Tournai-Ath-Mouscron Jacques Dupire déplore le compte-rendu trop succinct de la séance lors de laquelle il a été destitué.

Ce n’est pas encore le retour au calme dans l’arène politique frasnoise. Pour son premier conseil sur les bancs de l’opposition, Jacques Dupire a déploré, mardi soir, le caractère beaucoup trop succinct du P.-V. du précédent conseil ayant scellé sa destitution.

"Il est regrettable que toutes les insultes dont j’ai fait l’objet lors de cette séance ne soient pas retranscrites. Il faut pouvoir assumer ses paroles. J’aurais aimé que les diverses interventions soient reprises in extenso", a fait savoir l’ex-premier échevin exclu de la majorité libérale.
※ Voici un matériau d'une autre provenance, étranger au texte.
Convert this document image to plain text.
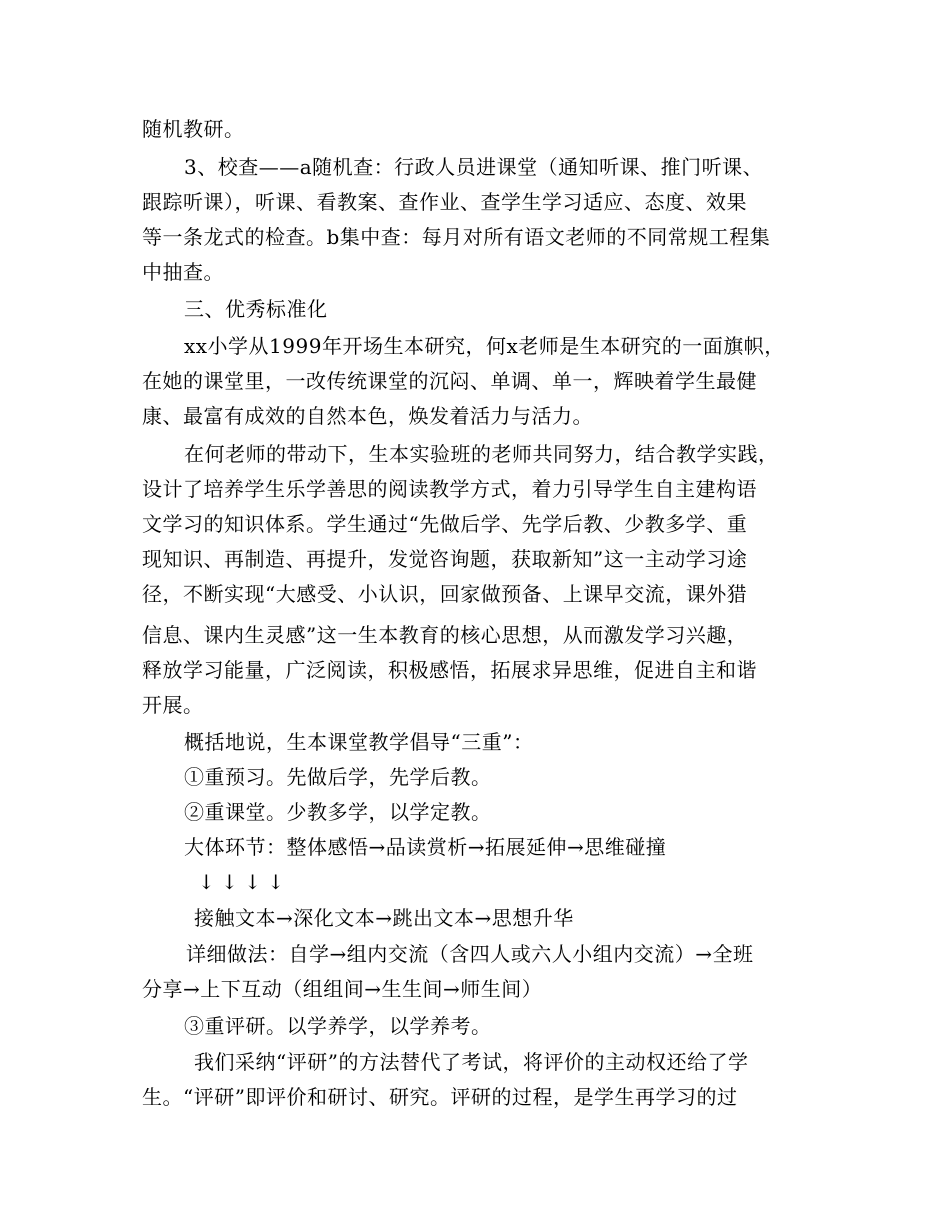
随机教研。
3、校查——a随机查：行政人员进课堂（通知听课、推门听课、
跟踪听课），听课、看教案、查作业、查学生学习适应、态度、效果
等一条龙式的检查。b集中查：每月对所有语文老师的不同常规工程集
中抽查。
三、优秀标准化
xx小学从1999年开场生本研究，何x老师是生本研究的一面旗帜，
在她的课堂里，一改传统课堂的沉闷、单调、单一，辉映着学生最健
康、最富有成效的自然本色，焕发着活力与活力。
在何老师的带动下，生本实验班的老师共同努力，结合教学实践，
设计了培养学生乐学善思的阅读教学方式，着力引导学生自主建构语
文学习的知识体系。学生通过“先做后学、先学后教、少教多学、重
现知识、再制造、再提升，发觉咨询题，获取新知”这一主动学习途
径，不断实现“大感受、小认识，回家做预备、上课早交流，课外猎
信息、课内生灵感”这一生本教育的核心思想，从而激发学习兴趣，
释放学习能量，广泛阅读，积极感悟，拓展求异思维，促进自主和谐
开展。
概括地说，生本课堂教学倡导“三重”：
①重预习。先做后学，先学后教。
②重课堂。少教多学，以学定教。
大体环节：整体感悟→品读赏析→拓展延伸→思维碰撞
↓ ↓ ↓ ↓
接触文本→深化文本→跳出文本→思想升华
详细做法：自学→组内交流（含四人或六人小组内交流）→全班
分享→上下互动（组组间→生生间→师生间）
③重评研。以学养学，以学养考。
我们采纳“评研”的方法替代了考试，将评价的主动权还给了学
生。“评研”即评价和研讨、研究。评研的过程，是学生再学习的过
À l’instar de Jacques Dupire, le groupe Horizon citoyen n’a pas approuvé ce fameux P.-V. "Celui-ci résume chacune des interventions mais sans les retranscrire de manière exhaustive", déplore Michel Delitte, qui fait référence aux mots très durs qui ont été formulés à l’encontre de celui qui siège désormais comme conseiller indépendant.

Jean-Luc Crucke est sorti de sa réserve. "Ces critiques sont totalement déplacées et inacceptables à l’égard de la plus haute fonctionnaire de cette commune qui a toujours rempli sa tâche avec probité. Cela ne m’étonne pas en voyant de qui celles-ci proviennent", s’est ainsi exclamé le bourgmestre empêché.

Premiers sifflets et chahuts parmi les nombreux spectateurs présents à l’hôtel de ville. Michel Delitte estime que le ministre déforme les propos. "Nous n’en voulons nullement à la directrice générale qui a rédigé le P.-V. mais soit on reprend l’intégralité des discussions, comme c’est le cas au parlement wallon, soit on ne reprend rien. Nous sommes en démocratie et je suis encore libre de dire ce que je pense."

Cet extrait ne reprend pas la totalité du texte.